Federal officials announced Thursday that more than 400 people have been charged with participating in health care fraud scams that totaled about $1.3 billion in false billings. Many charged were involved in prescribing or distributing opioids.
Of the 412 people charged, 115 were doctors, nurses or other licensed medical professionals. 120 people were charged in opioid-related crimes.
“Too many trusted medical professionals like doctors, nurses, and pharmacists have chosen to violate their oaths and put greed ahead of their patients,” Attorney General Jeff Sessions said. “Amazingly, some have made their practices into multimillion-dollar criminal enterprises. They seem oblivious to the disastrous consequences of their greed.”
“We are sending a clear message to criminals across the country: We will find you. We will bring you to justice.
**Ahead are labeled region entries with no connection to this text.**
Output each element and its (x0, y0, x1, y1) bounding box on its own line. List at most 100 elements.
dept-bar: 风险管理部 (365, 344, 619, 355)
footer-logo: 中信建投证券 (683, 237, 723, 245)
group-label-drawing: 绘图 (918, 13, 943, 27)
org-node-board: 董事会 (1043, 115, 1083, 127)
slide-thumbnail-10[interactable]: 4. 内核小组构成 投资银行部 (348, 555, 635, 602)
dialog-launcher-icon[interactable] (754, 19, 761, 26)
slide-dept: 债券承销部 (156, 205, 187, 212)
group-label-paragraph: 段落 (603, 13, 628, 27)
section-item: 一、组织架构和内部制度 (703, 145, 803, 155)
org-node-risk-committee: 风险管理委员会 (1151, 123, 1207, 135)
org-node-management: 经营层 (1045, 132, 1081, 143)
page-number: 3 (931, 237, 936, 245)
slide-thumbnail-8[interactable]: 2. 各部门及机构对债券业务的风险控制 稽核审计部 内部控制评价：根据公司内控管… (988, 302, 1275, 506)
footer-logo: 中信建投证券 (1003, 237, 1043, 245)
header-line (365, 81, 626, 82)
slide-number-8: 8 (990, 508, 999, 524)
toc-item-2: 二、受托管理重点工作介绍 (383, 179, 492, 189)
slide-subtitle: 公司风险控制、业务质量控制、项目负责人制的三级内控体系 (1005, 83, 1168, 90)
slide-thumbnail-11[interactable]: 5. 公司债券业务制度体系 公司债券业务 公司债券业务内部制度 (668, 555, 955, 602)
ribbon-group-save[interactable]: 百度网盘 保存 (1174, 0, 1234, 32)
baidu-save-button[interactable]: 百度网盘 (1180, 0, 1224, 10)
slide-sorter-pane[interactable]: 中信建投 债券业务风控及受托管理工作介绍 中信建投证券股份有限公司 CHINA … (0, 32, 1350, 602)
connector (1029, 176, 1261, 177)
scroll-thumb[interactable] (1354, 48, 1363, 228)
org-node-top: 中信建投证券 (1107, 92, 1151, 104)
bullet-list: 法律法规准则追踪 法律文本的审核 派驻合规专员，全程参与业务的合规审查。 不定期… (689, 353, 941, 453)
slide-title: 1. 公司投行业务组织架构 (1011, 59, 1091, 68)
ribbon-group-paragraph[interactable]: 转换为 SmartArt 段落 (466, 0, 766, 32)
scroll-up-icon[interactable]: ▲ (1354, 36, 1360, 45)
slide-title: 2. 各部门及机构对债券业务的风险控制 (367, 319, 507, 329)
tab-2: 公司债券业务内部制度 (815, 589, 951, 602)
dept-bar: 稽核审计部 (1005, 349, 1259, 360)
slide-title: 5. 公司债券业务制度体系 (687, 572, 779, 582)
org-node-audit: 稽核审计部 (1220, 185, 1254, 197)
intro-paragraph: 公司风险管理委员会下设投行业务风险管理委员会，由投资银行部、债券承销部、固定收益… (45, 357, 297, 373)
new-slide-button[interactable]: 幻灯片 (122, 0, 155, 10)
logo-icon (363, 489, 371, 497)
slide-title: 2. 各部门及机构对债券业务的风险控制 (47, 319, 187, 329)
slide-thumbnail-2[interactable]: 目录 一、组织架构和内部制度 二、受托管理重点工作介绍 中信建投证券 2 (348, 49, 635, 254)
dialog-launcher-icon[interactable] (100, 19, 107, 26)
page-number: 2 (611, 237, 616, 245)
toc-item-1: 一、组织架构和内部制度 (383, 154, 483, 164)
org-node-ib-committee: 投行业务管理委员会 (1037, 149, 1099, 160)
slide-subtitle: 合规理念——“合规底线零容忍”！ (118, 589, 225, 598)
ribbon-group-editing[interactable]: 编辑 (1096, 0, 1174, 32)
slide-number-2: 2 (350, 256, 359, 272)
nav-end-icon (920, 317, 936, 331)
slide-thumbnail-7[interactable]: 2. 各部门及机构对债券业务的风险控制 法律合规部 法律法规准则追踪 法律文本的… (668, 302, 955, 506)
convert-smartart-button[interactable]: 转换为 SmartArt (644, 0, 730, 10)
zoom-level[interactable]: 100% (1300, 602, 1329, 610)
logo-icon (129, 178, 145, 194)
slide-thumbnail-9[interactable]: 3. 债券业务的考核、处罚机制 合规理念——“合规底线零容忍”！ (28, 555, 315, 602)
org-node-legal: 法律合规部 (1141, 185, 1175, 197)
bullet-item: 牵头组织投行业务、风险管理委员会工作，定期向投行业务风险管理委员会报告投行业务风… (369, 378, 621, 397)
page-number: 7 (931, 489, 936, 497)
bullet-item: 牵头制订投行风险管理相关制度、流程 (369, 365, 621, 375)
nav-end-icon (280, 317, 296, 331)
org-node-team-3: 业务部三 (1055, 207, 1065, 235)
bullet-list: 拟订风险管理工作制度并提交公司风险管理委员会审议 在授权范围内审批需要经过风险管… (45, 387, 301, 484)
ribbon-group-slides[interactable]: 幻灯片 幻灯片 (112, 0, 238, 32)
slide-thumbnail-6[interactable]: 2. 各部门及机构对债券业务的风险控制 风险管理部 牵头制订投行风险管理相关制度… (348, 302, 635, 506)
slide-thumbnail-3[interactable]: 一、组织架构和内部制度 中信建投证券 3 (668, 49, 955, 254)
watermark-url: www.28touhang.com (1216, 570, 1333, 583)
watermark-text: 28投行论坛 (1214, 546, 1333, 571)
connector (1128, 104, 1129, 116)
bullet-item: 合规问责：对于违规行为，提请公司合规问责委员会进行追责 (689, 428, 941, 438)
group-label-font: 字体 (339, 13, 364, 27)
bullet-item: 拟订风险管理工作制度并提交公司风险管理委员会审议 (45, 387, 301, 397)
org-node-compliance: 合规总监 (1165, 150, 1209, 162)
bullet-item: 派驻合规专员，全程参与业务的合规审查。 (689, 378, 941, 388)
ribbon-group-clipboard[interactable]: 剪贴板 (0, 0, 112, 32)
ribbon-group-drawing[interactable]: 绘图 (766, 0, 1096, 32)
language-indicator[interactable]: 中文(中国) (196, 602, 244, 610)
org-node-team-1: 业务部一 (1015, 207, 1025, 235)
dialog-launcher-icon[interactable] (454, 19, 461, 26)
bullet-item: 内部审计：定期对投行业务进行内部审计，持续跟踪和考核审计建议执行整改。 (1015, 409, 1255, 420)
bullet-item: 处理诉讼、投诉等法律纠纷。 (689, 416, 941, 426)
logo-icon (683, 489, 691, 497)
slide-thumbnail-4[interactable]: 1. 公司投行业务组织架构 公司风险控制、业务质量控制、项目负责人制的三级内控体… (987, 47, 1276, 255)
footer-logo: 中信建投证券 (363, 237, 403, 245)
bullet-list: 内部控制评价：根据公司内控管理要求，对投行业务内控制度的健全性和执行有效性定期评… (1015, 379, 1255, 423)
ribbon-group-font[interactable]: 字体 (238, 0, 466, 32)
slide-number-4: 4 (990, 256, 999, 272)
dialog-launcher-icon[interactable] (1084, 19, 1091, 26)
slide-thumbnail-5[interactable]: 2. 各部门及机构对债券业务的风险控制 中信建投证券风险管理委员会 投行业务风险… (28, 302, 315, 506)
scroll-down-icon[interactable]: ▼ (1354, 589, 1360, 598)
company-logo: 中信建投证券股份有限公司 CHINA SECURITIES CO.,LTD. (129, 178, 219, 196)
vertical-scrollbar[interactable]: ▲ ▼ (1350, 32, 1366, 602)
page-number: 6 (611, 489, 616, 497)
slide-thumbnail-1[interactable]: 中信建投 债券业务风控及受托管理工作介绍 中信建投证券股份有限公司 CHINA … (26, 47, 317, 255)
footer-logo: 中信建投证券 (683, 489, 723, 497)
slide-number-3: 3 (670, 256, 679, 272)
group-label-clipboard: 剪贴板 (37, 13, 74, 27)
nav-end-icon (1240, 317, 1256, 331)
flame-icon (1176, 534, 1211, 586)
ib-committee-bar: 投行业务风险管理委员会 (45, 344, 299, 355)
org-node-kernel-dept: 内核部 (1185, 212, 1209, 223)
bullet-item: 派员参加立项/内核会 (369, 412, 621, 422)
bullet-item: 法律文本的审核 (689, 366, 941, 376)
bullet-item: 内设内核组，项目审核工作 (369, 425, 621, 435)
And, you will pay a very high price for what you have done,” Sessions said.
Acting FBI Director Andrew McCabe said some doctors had written more prescriptions for controlled substances in a month than did some entire hospitals.
“These people inflicted a special kind of damage,” he said, adding that investigators found opioid addicts “packed in standing room-only waiting rooms” at doctors’ offices waiting to get their prescription painkillers.”
McCabe said that those arrested included numerous professionals.
“Narcotics officers have arrested schoolteachers, doctors, nurses and fellow law enforcement personnel,” McCabe said. “Many who succumb to the lure of the opioid high are kids.”
Officials released several examples of what investigators found.
In one case, six Michigan doctors billed Medicare for $164 million in false claims after prescribing painkillers that were later resold on the street.
At a Houston clinic, one doctor is charged with writing 12,000 opioid prescriptions for over two million doses.
Officials said South Florida produced the largest concentration of suspects, saying 77 people were charged with $141 million in false billings for home health care, mental health services and drug fraud.
“Health care fraud is a reprehensible crime,” said Health and Human Services Inspector General Daniel Levinson. “It not only represents a theft from taxpayers who fund these vital programs, but impacts the millions of Americans who rely on Medicare and Medicaid.”
Sessions said the operation began with tips from communities where fraud was taking place and from “very sophisticated computer programs that identify outliers.”